Okay... anything you want me to call you?
"Dave."
Wow. That was fast.
"'Dave' is an average, approachable human name. I would like you to see me as
approachable."
Okay, but why specifically - never mind.
One of the weirdest things about this weird system Ryga had found himself in was that
the weird voice helper thing actually seemed to have a personality. He wasn't sure why that was
surprising, exactly, but it was.
Dave, is there a way I can get back to that crazy wheel world?
"Loading World Zero."
Wait -
The world crumbled away before Ryga's eyes before swiftly reassembling itself into the
room Ryga had first entered. "Holy shit, man! At least give me a heads up next time!"
"Well, sorry." It - sorry, Dave - sounded mildly offended. "I was going to say, welcome
back to World Zero."
"Ugh..." Ryga held a hand to his head. "Yeah, sorry, I guess it's not your fault, but
goddamn it gives me a migraine when you do that so fast." He looked around, noticing a few
new additions to the room. "What's all this?"
"The booth on your left is the Ticket Booth." Ryga turned, and sure enough, there was
indeed what appeared to be a ticket booth. "Here, you can convert real money from any world
you visit into Ticket Tokens, which can be used to buy Tickets."
"Uh-huh. And - what are all these?" He nodded to the labels on different segments of the
Ticket Booth. "Skill Tickets, Summon Tickets, Item Tickets..." His face suddenly lit up. "Wait, can
I summon actual Pokemon??"
"Indeed. Every twenty-fifth spin with any ticket is a guaranteed SS-tier."
"Sick." Ryga nodded to himself. "So... I'm flat broke. Any chance you can give me a
loan?"
"No. But you can win tickets through quests. Check the Reward Depository."
"The reward, huh?" Ryga looked around. An ATM-looking thing that he assumed was for
converting money... and next to it, a mailbox-type thing similar to the one near the wheel. Only
this one, he could actually open. He crouched down, opened up the receiving slot, and was
surprised to feel paper. "Sweet! So, this is my reward for finding civilization?"
"Indeed. Five Skill Tickets and one Summon Ticket."

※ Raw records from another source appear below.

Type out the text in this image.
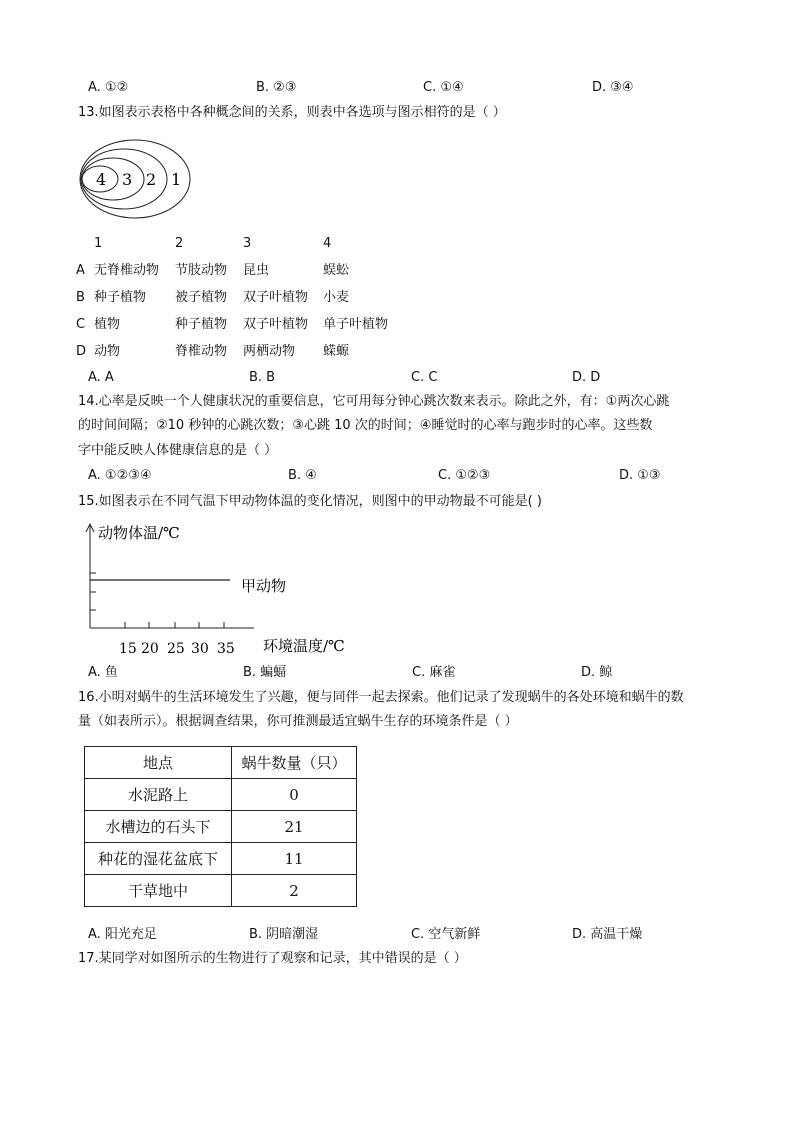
A. ①②	B. ②③	C. ①④	D. ③④
13.如图表示表格中各种概念间的关系，则表中各选项与图示相符的是（ ）
4 3 2 1
1	2	3	4
A 无脊椎动物 节肢动物 昆虫	蜈蚣
B 种子植物 被子植物 双子叶植物 小麦
C 植物	种子植物 双子叶植物 单子叶植物
D 动物	脊椎动物 两栖动物 蝾螈
A. A	B. B	C. C	D. D
14.心率是反映一个人健康状况的重要信息，它可用每分钟心跳次数来表示。除此之外，有：①两次心跳
的时间间隔；②10 秒钟的心跳次数；③心跳 10 次的时间；④睡觉时的心率与跑步时的心率。这些数
字中能反映人体健康信息的是（ ）
A. ①②③④	B. ④	C. ①②③	D. ①③
15.如图表示在不同气温下甲动物体温的变化情况，则图中的甲动物最不可能是( )
动物体温/℃
甲动物
环境温度/℃
15 20 25 30 35
A. 鱼	B. 蝙蝠	C. 麻雀	D. 鲸
16.小明对蜗牛的生活环境发生了兴趣，便与同伴一起去探索。他们记录了发现蜗牛的各处环境和蜗牛的数
量（如表所示）。根据调查结果，你可推测最适宜蜗牛生存的环境条件是（ ）
地点	蜗牛数量（只）
水泥路上	0
水槽边的石头下	21
种花的湿花盆底下	11
干草地中	2
A. 阳光充足	B. 阴暗潮湿	C. 空气新鲜	D. 高温干燥
17.某同学对如图所示的生物进行了观察和记录，其中错误的是（ ）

Ryga nearly tripped over his own feet getting back to the wheel. He had a plan, and it
involved these tickets. It would take a lot of work, a lot of perseverance, but it would get him out
of here, he just knew it. He eagerly dropped the tickets in, the wheel spun around, and...
"Skills: Brine, Celebrate, Shed Tail, Nuzzle, Devastating Drake (Special). Pokemon:
Enamorus."
Well. Considering that his entire plan had been to get a Flying-Type Pokemon large
enough to ride, that made this whole thing a little bit anticlimactic. But whatever.

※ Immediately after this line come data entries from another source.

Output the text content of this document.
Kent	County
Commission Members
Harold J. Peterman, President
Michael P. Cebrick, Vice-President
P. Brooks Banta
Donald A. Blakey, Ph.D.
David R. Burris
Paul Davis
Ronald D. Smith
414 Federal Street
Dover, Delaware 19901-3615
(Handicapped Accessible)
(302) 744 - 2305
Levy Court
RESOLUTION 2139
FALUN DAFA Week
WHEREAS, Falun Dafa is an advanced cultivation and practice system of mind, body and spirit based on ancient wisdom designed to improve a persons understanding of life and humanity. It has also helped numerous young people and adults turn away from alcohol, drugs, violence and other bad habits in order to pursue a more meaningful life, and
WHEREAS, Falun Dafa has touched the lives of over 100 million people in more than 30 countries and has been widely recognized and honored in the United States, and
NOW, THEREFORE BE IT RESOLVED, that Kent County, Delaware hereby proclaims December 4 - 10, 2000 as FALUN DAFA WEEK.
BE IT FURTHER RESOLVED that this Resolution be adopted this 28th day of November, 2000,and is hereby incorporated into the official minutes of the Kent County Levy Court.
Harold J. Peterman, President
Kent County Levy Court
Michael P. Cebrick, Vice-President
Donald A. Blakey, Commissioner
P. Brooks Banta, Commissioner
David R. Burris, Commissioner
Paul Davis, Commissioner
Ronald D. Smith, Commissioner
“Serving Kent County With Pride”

Ryga didn't know how he'd gotten here or where he was going. But right now, he was
flying out of the South Pole on the back of a giant turtle-snake, his omnipresent god companion
named Dave by his side. All in all, things could be much worse.
Green grass on the horizon. Ryga grinned, patting Enamorus' side, nudging it to speed
up. "C'mon, ol' girl. Almost there."
He didn't know how he'd gotten here or where he was going, but he knew that wherever
he ended up, it would be a greater adventure than he ever could've hoped for.